Politics as the Friend of Campaign Finance Reform

I would like to pursue Rick Hasen’s remarks on independent spending. He argues that independent spending can be corrupting. Consider the implication of his claim. Some independent spending funds ads calling for the election or defeat of a candidate for federal office. If such spending can corrupt, Congress can regulate it. Do we really want Congress to have such power over a kind of speech that directly threatens its most vulnerable members? Moreover, should we rely on Congress to make the determination that such spending can corrupt the legislature? The incentives for self-dealing by Congress seem especially strong regarding this type of spending. Perhaps Hasen may believe the virtue of members will overcome temptation, and Congress will use newly acquired power over independent spending to root out corruption. I take the side of temptation over virtue in this case and predict Congress would root out challengers. For that reason, I believe the Court’s view that independent spending cannot corrupt should not be thought of as an empirically contingent claim. It should rather be seen as a high wall limiting congressional power over spending on speech. Without that wall, Congress could regulate any criticism that might matter during an election season. With it, vital political speech will be beyond their grasp.

We have largely overlooked Bruce Cain’s proposal that the government collect but not disclose information on spending. This proposal answers Hasen’s concern about detecting corruption.

As noted earlier, Cain’s proposal would be open to the possibility of government abuse. However, if we put aside the possibility of prosecutorial abuse, what would be the danger? Someone leaks information about spending to the press. Government officials note who funds their opponents and retaliate. That danger would also exist with disclosure of independent spending. Even if under Cain’s innovation all major independent spenders were revealed in stories in the New York Times — a rather likely outcome I think — they would be no worse off than they would be if all independent spending were disclosed. Voters, meanwhile, would have some information they might want, whatever I might think about them wanting it.

Meanwhile, as our debate unfolds, politics is moving on. The New York Times reported November 23 that Democrats have begun raising money to support “outside groups” in 2012. Anonymity, the Times says, will make that task easier. If the Democrats do well with such fundraising, partisanship will leave mandated disclosure of independent spending with few friends on Capitol Hill. For now, politics is no longer the friend of campaign finance regulation.

Also from this issue

Lead Essay

  • Bruce Cain’s lead essay calls for a compromise on campaign finance disclosure.

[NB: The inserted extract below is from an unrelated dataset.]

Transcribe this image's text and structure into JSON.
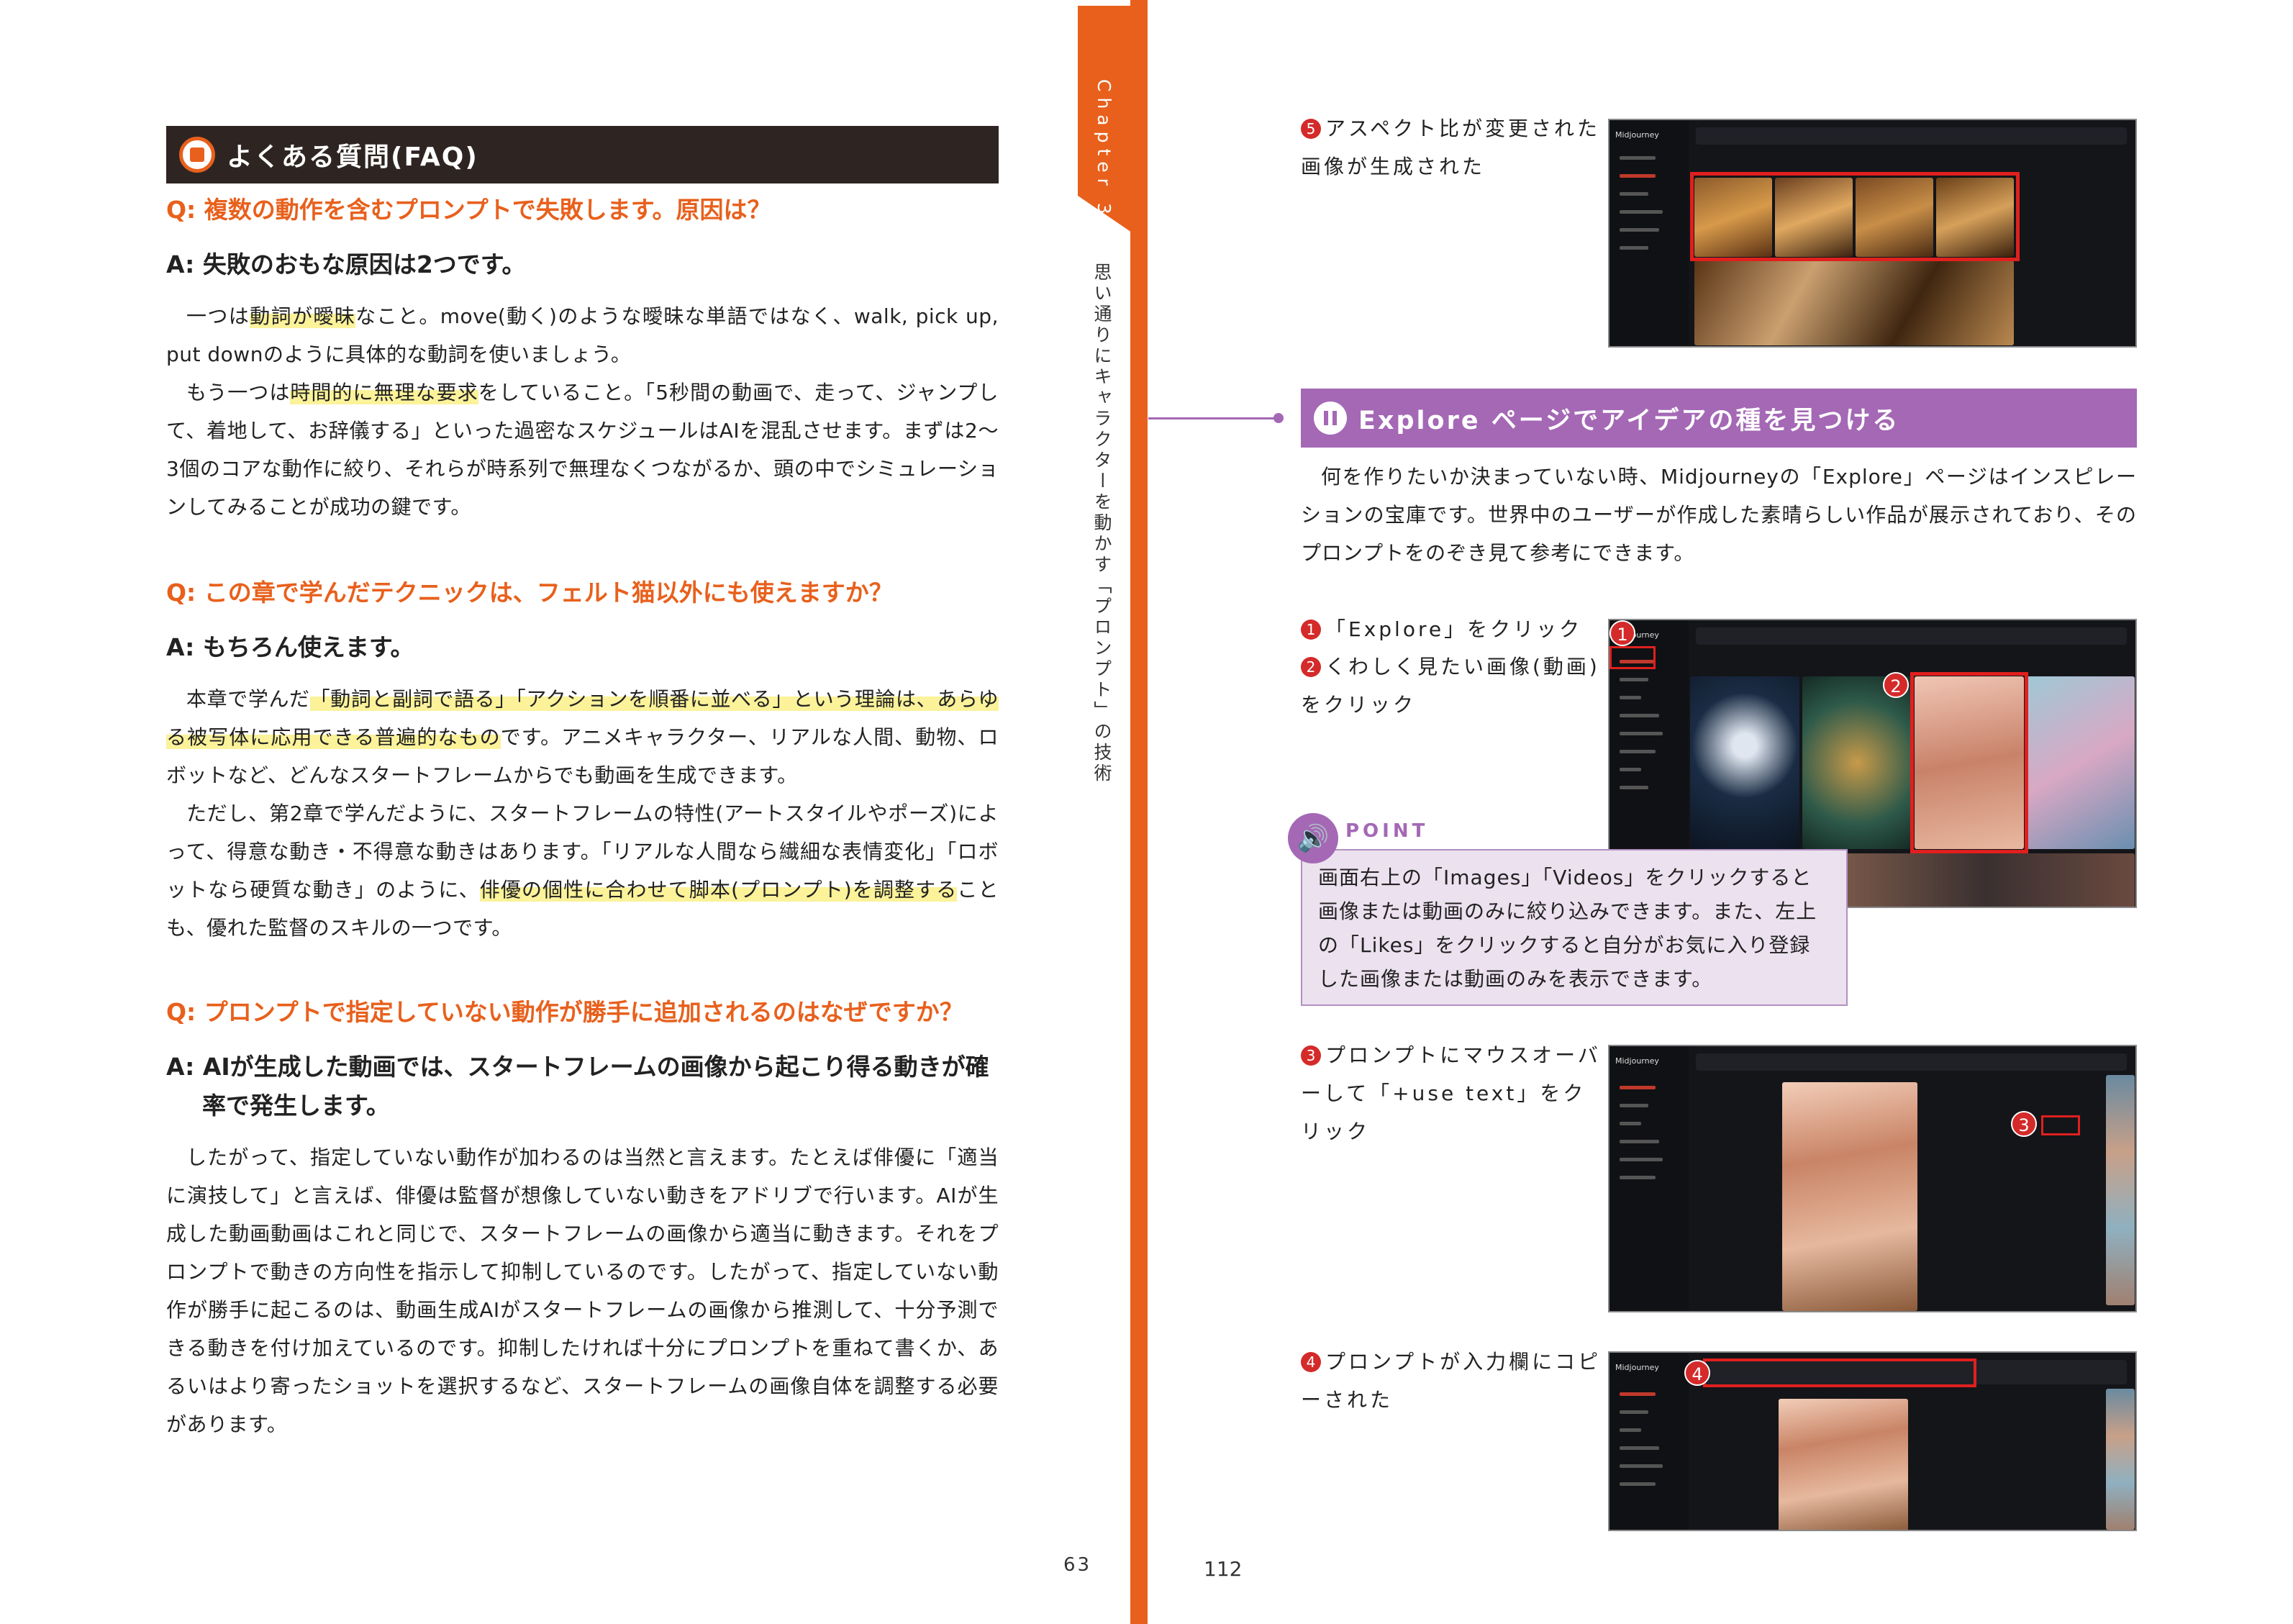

We want many things from our election law, he notes — the freedom to speak, a process that both is and appears to be just, a well-informed electorate, and protection for the holders of controversial opinions. Cain suggests semi-disclosure as a good way to get most of what we want. He advocates “the full reporting but only partial disclosure of campaign donor information.” Semi-disclosure of the type Cain suggests is already used in the release of census data, where individual privacy is respected even while demographers gain valuable information from the aggregate. Giving voters information about campaign contributions without giving them donors’ names would allow voters to consider the nature of a candidate’s or a measure’s supporters while shielding those supporters from personal attack, Cain argues.

Response Essays

  • In his response essay, John Samples notes that disclosure discourages people from participating in the political process. When someone decides not to do something, that decision is all but invisible to researchers who might wish to study it. Disclosure also shifts attention from the content of speech to the identity of the speaker, which is not necessarily the best basis for decisionmaking. The paternalism of disclosure is also a problem, as he sees it: the government appears to be trying to keep you from hurting yourself, even if you decline to fulfill your responsibilities as a citizen by examining the issues on their merits.

  • In her response essay, Nikki Willoughby argues that anyone who opposes full disclosure of donors’ identities probably has something to hide. Spending money isn’t speech; it’s a commercial transaction, and thus regulable under our law. Moreover, even if campaign finance were a matter of speech, some speech always has been subject to regulation, including slander, libel, and speech that incites imminent acts of violence. We should likewise regulate speech that imminently threatens our democracy, by mandating that sources of such speech are disclosed. Secrecy destroys trust in government, driving citizens away from political participation. Openness wouldn’t chill participation — openness would encourage it.

  • Richard Hasen offers some objections to Cain’s case for semi-disclosure. Cain’s plan doesn’t seem to appreciate sufficiently the benefits of disclosure; whereas public disclosure and analysis by independent watchdog groups can provide fairly sophisticated monitoring of campaign finance data, we shouldn’t expect the government to provide all the details about patterns of campaign contributions that we might desire. Further, he finds little benefit to demographic data about campaign finance shorn of names and public identities of major contributors.